Question

Consider an $LRC$ circuit as shown in figure, with an $\text{AC}$ source of peak value $V_0$ and angular frequency $\omega$. Then, the peak value of current through the $\text{AC}$ source is

• A. $\frac{V_0}{\sqrt{\frac{1}{R^2}+{(\omega L-\frac{1}{\omega C})}^2}}$
• B. $V_0{[\frac{1}{R^2}+{(\omega C-\frac{1}{\omega L})}^2]}^{1/2}$
• C. $\frac{V_0}{\sqrt{R^2+{(\omega L-\frac{1}{\omega C})}^2}}$
• D. None of these

Answer 1

The correct option is B $V_0{[\frac{1}{R^2}+{(\omega C-\frac{1}{\omega L})}^2]}^{1/2}$

Here, All three are in parallel.
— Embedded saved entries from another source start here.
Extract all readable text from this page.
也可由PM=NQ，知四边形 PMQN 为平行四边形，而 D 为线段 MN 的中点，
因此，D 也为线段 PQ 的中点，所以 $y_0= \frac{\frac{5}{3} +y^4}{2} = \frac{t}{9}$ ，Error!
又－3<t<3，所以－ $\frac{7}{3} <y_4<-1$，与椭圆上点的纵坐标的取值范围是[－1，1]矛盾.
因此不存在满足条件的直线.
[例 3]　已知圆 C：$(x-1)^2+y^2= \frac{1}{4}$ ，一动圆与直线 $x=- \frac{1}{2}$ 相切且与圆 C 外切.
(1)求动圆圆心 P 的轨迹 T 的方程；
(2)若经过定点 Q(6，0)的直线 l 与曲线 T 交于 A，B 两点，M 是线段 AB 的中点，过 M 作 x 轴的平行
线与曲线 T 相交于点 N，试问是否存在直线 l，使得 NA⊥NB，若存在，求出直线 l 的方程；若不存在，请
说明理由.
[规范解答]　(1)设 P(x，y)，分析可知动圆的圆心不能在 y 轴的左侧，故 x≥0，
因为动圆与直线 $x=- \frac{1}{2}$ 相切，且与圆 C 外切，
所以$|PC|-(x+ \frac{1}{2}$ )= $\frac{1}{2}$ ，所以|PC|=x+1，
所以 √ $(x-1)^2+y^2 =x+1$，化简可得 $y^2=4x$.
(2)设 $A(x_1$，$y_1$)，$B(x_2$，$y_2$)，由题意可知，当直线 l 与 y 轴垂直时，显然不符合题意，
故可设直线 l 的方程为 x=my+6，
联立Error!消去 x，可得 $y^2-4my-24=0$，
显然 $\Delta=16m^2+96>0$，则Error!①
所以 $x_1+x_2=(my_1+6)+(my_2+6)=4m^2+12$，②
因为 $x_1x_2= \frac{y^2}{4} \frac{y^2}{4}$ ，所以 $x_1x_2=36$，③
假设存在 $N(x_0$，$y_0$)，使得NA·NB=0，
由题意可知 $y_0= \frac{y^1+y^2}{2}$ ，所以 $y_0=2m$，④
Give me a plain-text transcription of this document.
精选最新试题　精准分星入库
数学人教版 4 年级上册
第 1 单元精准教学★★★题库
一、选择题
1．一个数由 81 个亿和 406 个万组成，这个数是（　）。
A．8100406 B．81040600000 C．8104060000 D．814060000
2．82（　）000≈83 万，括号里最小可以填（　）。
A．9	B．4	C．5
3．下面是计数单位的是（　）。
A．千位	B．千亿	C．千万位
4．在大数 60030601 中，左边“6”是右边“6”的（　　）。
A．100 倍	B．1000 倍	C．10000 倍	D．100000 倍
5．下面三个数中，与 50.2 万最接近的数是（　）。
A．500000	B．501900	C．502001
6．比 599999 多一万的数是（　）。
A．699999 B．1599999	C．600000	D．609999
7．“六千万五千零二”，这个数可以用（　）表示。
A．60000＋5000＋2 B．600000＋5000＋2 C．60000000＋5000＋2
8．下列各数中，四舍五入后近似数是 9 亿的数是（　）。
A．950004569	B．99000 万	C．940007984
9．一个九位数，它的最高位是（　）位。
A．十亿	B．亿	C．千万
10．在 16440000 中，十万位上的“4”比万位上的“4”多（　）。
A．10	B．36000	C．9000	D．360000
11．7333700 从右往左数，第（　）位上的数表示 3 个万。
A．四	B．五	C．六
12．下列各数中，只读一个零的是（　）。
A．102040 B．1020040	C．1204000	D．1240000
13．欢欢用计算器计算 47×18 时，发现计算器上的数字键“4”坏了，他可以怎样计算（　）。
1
So, voltage across all three is same, equal to $V=V_0\sin \omega t\left(\text{let}\right)$.

Now, to find current, we make phasor diagrams.

For a capacitor, current leads voltage by $\frac{\pi }{2}$

For an inductor, current lags voltage by $\frac{\pi }{2}$

And for a resistor, current and voltage are in the same phase.


$\Downarrow$
From phasor diagram

$I_{net}=\sqrt{I_R^2+{(I_C-I_L)}^2}$
$I_{net}={[\frac{V_0^2}{R^2}+{(\frac{V_0}{X_C}-\frac{V_0}{X_L})}^2]}^{1/2}$

$I_{net}=V_0{[\frac{1}{R^2}+{(\omega C-\frac{1}{\omega L})}^2]}^{1/2}$

Hence, option $\left(\text{B}\right)$ is correct.